One of the things that seems extremely evident this year is that you cannot trust the polls. It doesn’t depend on which campaign you listen to…
- Sen. Obama’s group claims that the polls neglect cell phones and young people, and he believes it’ll be a landslide.
- Sen. McCain’s group will tell you that it’s much closer than you think and that you’re neglecting the Bradley Effect1.
And then there’s Peggy Noonan, who in her recent article introduced another wrinkle she calls the Obama Effect:
You know your neighbors think he’s sketchy—unknown, a mystery, “Hussein”—so you don’t say you’re voting for him, but you are.
The problem is that we’ve got processed candidates. We see people for who we want them to be rather than who they truly are. Candidates and their followers spend inordinate amounts of time convincing you that the other candidate will be the worst thing that ever can happen to our country—or that if the other party one it might be the beginning of the Tribulation…
The country has lasted through bad Presidents before.

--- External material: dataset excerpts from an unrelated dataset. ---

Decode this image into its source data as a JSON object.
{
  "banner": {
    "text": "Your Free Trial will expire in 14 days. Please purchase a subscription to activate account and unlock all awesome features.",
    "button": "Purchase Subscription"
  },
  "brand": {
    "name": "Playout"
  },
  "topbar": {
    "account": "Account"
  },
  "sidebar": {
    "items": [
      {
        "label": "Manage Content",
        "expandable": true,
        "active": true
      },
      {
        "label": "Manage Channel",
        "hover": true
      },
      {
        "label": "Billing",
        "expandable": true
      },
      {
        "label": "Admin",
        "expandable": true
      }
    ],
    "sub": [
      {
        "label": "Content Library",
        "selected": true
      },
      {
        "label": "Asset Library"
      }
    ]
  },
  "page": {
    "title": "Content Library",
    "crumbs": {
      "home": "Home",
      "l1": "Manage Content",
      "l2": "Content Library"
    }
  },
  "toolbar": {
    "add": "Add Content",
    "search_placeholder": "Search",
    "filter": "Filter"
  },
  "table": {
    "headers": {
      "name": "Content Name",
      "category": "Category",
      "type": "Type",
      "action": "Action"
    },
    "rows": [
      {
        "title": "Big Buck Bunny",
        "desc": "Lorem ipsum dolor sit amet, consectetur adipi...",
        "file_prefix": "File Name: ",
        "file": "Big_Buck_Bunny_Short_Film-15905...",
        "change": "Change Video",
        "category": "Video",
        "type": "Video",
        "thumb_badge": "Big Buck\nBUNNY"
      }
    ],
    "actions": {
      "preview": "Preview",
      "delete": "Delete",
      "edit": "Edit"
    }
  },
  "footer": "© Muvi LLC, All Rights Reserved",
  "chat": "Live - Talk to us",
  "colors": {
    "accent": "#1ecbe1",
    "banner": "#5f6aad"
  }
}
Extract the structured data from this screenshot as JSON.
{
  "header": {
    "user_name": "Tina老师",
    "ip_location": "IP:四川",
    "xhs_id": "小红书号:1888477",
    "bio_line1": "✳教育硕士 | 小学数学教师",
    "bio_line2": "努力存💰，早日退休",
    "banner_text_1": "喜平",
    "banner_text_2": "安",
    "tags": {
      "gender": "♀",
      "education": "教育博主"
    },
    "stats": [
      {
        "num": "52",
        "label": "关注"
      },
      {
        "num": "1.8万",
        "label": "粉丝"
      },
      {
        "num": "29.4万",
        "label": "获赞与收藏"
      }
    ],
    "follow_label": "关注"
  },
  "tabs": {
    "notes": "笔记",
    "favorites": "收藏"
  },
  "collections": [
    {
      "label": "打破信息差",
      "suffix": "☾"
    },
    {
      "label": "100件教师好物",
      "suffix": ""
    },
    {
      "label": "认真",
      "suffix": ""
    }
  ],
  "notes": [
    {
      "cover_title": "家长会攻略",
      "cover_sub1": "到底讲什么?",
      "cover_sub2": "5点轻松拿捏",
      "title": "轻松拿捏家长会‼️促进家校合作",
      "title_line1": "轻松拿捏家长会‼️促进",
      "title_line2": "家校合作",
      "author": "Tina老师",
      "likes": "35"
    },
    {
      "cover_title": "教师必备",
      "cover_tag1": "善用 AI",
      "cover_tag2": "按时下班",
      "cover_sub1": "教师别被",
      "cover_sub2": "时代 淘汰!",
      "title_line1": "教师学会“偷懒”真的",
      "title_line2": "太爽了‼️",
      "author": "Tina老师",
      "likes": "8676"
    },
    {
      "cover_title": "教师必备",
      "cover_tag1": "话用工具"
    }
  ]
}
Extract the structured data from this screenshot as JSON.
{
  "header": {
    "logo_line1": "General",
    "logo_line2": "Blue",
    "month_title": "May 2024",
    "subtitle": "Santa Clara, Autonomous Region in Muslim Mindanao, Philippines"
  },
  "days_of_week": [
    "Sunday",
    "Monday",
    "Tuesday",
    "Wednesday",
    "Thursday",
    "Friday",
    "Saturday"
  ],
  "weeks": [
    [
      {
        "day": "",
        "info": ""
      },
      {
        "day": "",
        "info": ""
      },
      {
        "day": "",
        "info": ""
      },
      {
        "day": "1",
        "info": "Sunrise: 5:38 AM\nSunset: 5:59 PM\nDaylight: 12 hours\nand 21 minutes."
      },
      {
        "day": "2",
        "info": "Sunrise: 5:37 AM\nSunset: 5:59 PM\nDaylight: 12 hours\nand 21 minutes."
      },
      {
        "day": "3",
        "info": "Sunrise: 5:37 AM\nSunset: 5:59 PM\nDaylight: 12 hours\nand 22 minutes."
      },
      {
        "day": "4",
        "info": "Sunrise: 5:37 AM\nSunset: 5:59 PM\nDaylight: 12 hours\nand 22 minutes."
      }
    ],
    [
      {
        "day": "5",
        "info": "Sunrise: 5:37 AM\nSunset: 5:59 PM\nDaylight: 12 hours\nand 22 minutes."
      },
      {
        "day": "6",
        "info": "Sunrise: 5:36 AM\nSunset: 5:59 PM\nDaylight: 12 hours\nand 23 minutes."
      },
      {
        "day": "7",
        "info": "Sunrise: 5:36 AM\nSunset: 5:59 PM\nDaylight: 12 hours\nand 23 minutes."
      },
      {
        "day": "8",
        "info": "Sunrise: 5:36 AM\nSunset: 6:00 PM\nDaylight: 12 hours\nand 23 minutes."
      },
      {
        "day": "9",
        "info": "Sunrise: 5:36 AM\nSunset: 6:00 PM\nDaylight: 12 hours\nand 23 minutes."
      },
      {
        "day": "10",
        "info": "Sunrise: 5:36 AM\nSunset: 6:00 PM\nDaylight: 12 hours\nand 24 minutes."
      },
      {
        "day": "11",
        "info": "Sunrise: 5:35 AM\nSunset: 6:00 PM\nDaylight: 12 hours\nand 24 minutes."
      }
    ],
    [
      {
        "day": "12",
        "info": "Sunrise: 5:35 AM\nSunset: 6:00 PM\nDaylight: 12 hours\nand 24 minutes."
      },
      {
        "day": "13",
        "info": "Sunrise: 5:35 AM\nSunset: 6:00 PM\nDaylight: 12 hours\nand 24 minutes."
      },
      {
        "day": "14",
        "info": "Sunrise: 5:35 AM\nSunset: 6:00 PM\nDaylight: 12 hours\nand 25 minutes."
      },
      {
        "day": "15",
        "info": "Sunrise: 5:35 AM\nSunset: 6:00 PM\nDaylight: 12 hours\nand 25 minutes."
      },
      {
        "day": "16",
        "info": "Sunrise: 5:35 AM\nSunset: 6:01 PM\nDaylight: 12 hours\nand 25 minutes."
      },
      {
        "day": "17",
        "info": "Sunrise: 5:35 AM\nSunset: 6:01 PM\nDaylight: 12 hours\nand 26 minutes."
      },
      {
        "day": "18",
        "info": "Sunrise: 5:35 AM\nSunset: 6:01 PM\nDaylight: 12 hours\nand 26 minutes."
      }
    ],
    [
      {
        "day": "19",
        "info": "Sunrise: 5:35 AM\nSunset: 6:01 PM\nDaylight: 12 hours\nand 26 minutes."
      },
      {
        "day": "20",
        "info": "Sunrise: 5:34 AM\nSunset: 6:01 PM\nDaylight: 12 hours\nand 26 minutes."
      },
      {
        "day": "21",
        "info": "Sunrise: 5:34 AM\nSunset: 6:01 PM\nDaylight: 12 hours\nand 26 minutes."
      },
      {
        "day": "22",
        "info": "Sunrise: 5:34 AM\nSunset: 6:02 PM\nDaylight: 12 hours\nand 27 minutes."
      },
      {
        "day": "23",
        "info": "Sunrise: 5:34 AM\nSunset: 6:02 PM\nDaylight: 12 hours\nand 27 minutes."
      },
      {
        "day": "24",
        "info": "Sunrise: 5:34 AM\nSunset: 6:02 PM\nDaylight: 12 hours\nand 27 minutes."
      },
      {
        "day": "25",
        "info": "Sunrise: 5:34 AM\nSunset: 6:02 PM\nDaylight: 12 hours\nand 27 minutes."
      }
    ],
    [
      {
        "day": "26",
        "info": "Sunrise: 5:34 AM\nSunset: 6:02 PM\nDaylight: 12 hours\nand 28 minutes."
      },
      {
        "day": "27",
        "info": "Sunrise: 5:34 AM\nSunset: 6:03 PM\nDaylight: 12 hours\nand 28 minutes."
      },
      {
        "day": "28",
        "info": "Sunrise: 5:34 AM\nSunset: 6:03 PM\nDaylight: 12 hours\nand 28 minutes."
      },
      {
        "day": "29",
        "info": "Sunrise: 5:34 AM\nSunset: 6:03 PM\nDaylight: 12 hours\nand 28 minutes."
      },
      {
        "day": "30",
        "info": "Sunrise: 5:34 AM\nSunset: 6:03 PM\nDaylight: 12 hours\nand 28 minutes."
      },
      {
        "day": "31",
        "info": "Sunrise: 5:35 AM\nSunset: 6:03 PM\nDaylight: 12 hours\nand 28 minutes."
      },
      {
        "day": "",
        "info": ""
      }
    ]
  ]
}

I can actually see positive coming out of an Obama Presidency—because the Republicans would stand up to him like they stood up on drilling and the bail-out round 1. We might actually see some backbone.
However, I don’t like the idea of losing the executive orders that Bush has in place socially that I approve of—especially in regards to abortion.
There’s only one poll that matters—the one in November on Election Day. The important thing is for you to get out and vote.
- More people tell pollsters they will vote for a black candidate than vote for the black candidate.